You could theoretically retrieve the actual location through the REST
API, and maybe expose the port as a metric.

But then you still have to deal with resolving IPs, internal/external
IPs and all that jazz.

2) CoProcessFunction

We still have to get the data in somehow; so you'd need to have some
source in any case :)

3) ParameterTool

This is really just a parsing tool, so it won't help for this use-case.

4) State Processing API

A bit too complicated. If restarting jobs is an option, you could just
encode the commands into the source, emit them as an event of sort, and
the process function updates it's state on reception of these events.

On 15/07/2020 10:00, Tom Wells wrote:

> Hi Everyone
>
> I'm looking for some advice on designing my operators (which
> unsurprisingly tend to take the form of SourceFunctions,
> ProcessFunctions or SinkFunctions) to allow them to be "dynamically
> configured" while running.
>
> By way of example, I have a SourceFunction which collects the names of
> various S3 buckets, and then a ProcessFunction which reads and
> collects their contents.
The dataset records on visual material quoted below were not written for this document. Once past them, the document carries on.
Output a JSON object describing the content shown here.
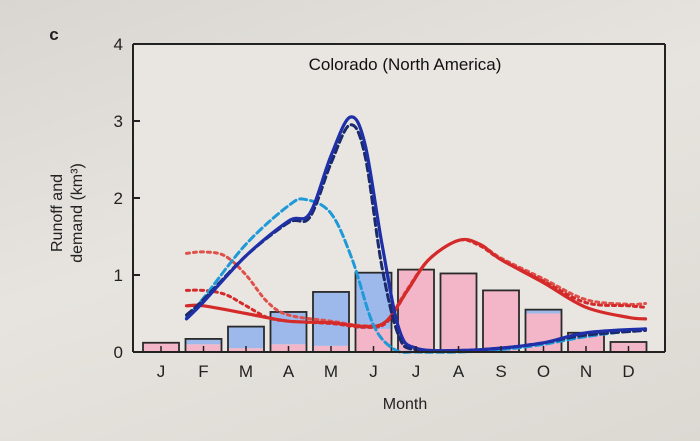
{
  "panel_label": "c",
  "chart_data": {
    "type": "bar",
    "title": "Colorado (North America)",
    "xlabel": "Month",
    "ylabel_line1": "Runoff and",
    "ylabel_line2": "demand (km³)",
    "ylim": [
      0,
      4
    ],
    "yticks": [
      0,
      1,
      2,
      3,
      4
    ],
    "categories": [
      "J",
      "F",
      "M",
      "A",
      "M",
      "J",
      "J",
      "A",
      "S",
      "O",
      "N",
      "D"
    ],
    "colors": {
      "blue_bar": "#9db9ec",
      "pink_bar": "#f2b6c8",
      "dark_blue": "#1f2fa8",
      "dark_blue_dashed": "#1a2a6a",
      "light_blue_dashed": "#1f9ad8",
      "red": "#d42a2a",
      "red_dotted": "#e0504a"
    },
    "bars": [
      {
        "month": "J",
        "pink": 0.12,
        "blue": 0.0
      },
      {
        "month": "F",
        "pink": 0.1,
        "blue": 0.07
      },
      {
        "month": "M",
        "pink": 0.05,
        "blue": 0.28
      },
      {
        "month": "A",
        "pink": 0.1,
        "blue": 0.42
      },
      {
        "month": "M",
        "pink": 0.08,
        "blue": 0.7
      },
      {
        "month": "J",
        "pink": 0.3,
        "blue": 0.73
      },
      {
        "month": "J",
        "pink": 1.07,
        "blue": 0.0
      },
      {
        "month": "A",
        "pink": 1.02,
        "blue": 0.0
      },
      {
        "month": "S",
        "pink": 0.8,
        "blue": 0.0
      },
      {
        "month": "O",
        "pink": 0.5,
        "blue": 0.05
      },
      {
        "month": "N",
        "pink": 0.25,
        "blue": 0.0
      },
      {
        "month": "D",
        "pink": 0.13,
        "blue": 0.0
      }
    ],
    "series": [
      {
        "style": "solid",
        "color": "#1f2fa8",
        "points": [
          [
            0.6,
            0.43
          ],
          [
            1,
            0.65
          ],
          [
            2,
            1.25
          ],
          [
            3,
            1.7
          ],
          [
            3.5,
            1.8
          ],
          [
            4,
            2.55
          ],
          [
            4.45,
            3.05
          ],
          [
            4.8,
            2.7
          ],
          [
            5.2,
            1.4
          ],
          [
            5.6,
            0.3
          ],
          [
            6,
            0.05
          ],
          [
            7,
            0.02
          ],
          [
            8,
            0.05
          ],
          [
            9,
            0.12
          ],
          [
            10,
            0.25
          ],
          [
            11.4,
            0.3
          ]
        ]
      },
      {
        "style": "dashed",
        "color": "#1a2a6a",
        "points": [
          [
            0.6,
            0.48
          ],
          [
            1,
            0.68
          ],
          [
            2,
            1.25
          ],
          [
            3,
            1.68
          ],
          [
            3.5,
            1.75
          ],
          [
            4,
            2.45
          ],
          [
            4.45,
            2.95
          ],
          [
            4.8,
            2.55
          ],
          [
            5.2,
            1.1
          ],
          [
            5.6,
            0.2
          ],
          [
            6,
            0.03
          ],
          [
            7,
            0.02
          ],
          [
            8,
            0.05
          ],
          [
            9,
            0.12
          ],
          [
            10,
            0.22
          ],
          [
            11.4,
            0.28
          ]
        ]
      },
      {
        "style": "dashed",
        "color": "#1f9ad8",
        "points": [
          [
            0.6,
            0.45
          ],
          [
            1,
            0.7
          ],
          [
            2,
            1.4
          ],
          [
            3,
            1.9
          ],
          [
            3.4,
            1.98
          ],
          [
            4,
            1.8
          ],
          [
            4.5,
            1.2
          ],
          [
            5,
            0.35
          ],
          [
            5.5,
            0.03
          ],
          [
            6,
            0.0
          ],
          [
            7,
            0.0
          ],
          [
            8,
            0.03
          ],
          [
            9,
            0.1
          ],
          [
            10,
            0.2
          ],
          [
            11.4,
            0.3
          ]
        ]
      },
      {
        "style": "solid",
        "color": "#d42a2a",
        "points": [
          [
            0.6,
            0.6
          ],
          [
            1,
            0.6
          ],
          [
            2,
            0.5
          ],
          [
            3,
            0.4
          ],
          [
            4,
            0.38
          ],
          [
            4.8,
            0.33
          ],
          [
            5.3,
            0.4
          ],
          [
            5.8,
            0.8
          ],
          [
            6.3,
            1.2
          ],
          [
            7,
            1.45
          ],
          [
            7.5,
            1.4
          ],
          [
            8,
            1.2
          ],
          [
            9,
            0.9
          ],
          [
            10,
            0.58
          ],
          [
            11,
            0.45
          ],
          [
            11.4,
            0.43
          ]
        ]
      },
      {
        "style": "dotted",
        "color": "#d42a2a",
        "points": [
          [
            0.6,
            0.8
          ],
          [
            1,
            0.8
          ],
          [
            1.5,
            0.75
          ],
          [
            2,
            0.6
          ],
          [
            2.5,
            0.45
          ],
          [
            3,
            0.4
          ],
          [
            4,
            0.37
          ],
          [
            4.8,
            0.32
          ],
          [
            5.3,
            0.38
          ],
          [
            5.8,
            0.8
          ],
          [
            6.3,
            1.2
          ],
          [
            7,
            1.45
          ],
          [
            7.5,
            1.38
          ],
          [
            8,
            1.2
          ],
          [
            9,
            0.92
          ],
          [
            10,
            0.64
          ],
          [
            11,
            0.6
          ],
          [
            11.4,
            0.58
          ]
        ]
      },
      {
        "style": "dotted",
        "color": "#e0504a",
        "points": [
          [
            0.6,
            1.28
          ],
          [
            1,
            1.3
          ],
          [
            1.5,
            1.25
          ],
          [
            2,
            1.0
          ],
          [
            2.5,
            0.65
          ],
          [
            3,
            0.48
          ],
          [
            4,
            0.4
          ],
          [
            4.8,
            0.34
          ],
          [
            5.3,
            0.4
          ],
          [
            5.8,
            0.82
          ],
          [
            6.3,
            1.2
          ],
          [
            7,
            1.45
          ],
          [
            7.5,
            1.4
          ],
          [
            8,
            1.22
          ],
          [
            9,
            0.95
          ],
          [
            10,
            0.68
          ],
          [
            11,
            0.62
          ],
          [
            11.4,
            0.63
          ]
        ]
      }
    ]
  }
}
The gotcha is that the list of S3 buckets is
> not fixed, and can be changed during the lifetime of the job. This
> add/remove action would be done by some human administrator, and lets
> say using a simple command line tool.
>
> For example - here is an idea of what I want to build to "communicate"
> with my flink job:
>
> ```
> # Add a bucket to the flink job to process
> $ ./admin-tool add-bucket --name my-s3-bucket --region eu-west-1
> --access-key <blah>...
>
> # Get a list of the s3 buckets we're currently processing, and when
> last they were last accessed
> $ ./admin-tool list-buckets
> my-s3-bucket | eu-west-1 | 5 seconds ago
>
> # Remove buckets
> $ ./admin-tool remove-bucket --name my-s3-bucket
> ```
>
> Hope that gives you an idea - of course this could apply to any number
> of different source types, and could even extend to configuration of
> sinks etc too.
>
> So - how should my command line tool communicate with my operators?
>
> 4 alternative approaches I've thought about:
>
> - Have a SourceFunction open a websocket and listen for bucket
> add/remove commands (written to by the command line tool). I think
> this would work, but the difficulty is in figuring out where exactly
> the SourceFunction might be deployed in the flink cluster to find the
> websocket listening port. I took a look at the ClusterClient API and
> it's possibly available by inspecting the JobGraph... I'm just not
> sure if this is an anti-pattern?
>
> - Use a CoProcessFunction instead, and have it be joined with a
> DataStream that I can somehow write to directly from the command line
> tool (maybe using flink-client api - can i write to a DataStream
> directly??). I don't think this is possible but would feel like a good
> clean approach?
>
> - Somehow using the ParameterTool. I don't think it supports a dynamic
> use-case though?
>
> - Writing directly to the saved state of a ProcessFunction to add the
> remove bucket names. I'm pretty unfamiliar with this approach - but
> looks possible according to the docs on the State Processor API -
> however it seems like I would have to read the savepoint, write the
> updates, then restore from savepoint which may mean suspending and
> resuming the job while that happens. Not really an issue for me, but
> does feel like possibly the wrong approach for my simple requirement.
>
> - Solve it just using datasources - e.g. create a centrally read s3
> bucket which holds the latest configuration and is sourced and joined
> by every operator (probably using Broadcast State). My command line
> tool would then just have to write to that S3 bucket - no need to
> communicate directly with the operators.
>
> The last option is fairly obvious and probably my default approach -
> I'm just wondering if whether any of the alternatives above are worth
> investigating. (Especially considering my endless quest to learn
> everything about Flink - i don't mind exploring the less obvious
> pathways).
>
> I would love some guidance or advice on what you feel is the best
> approach / idiomatic approach for this.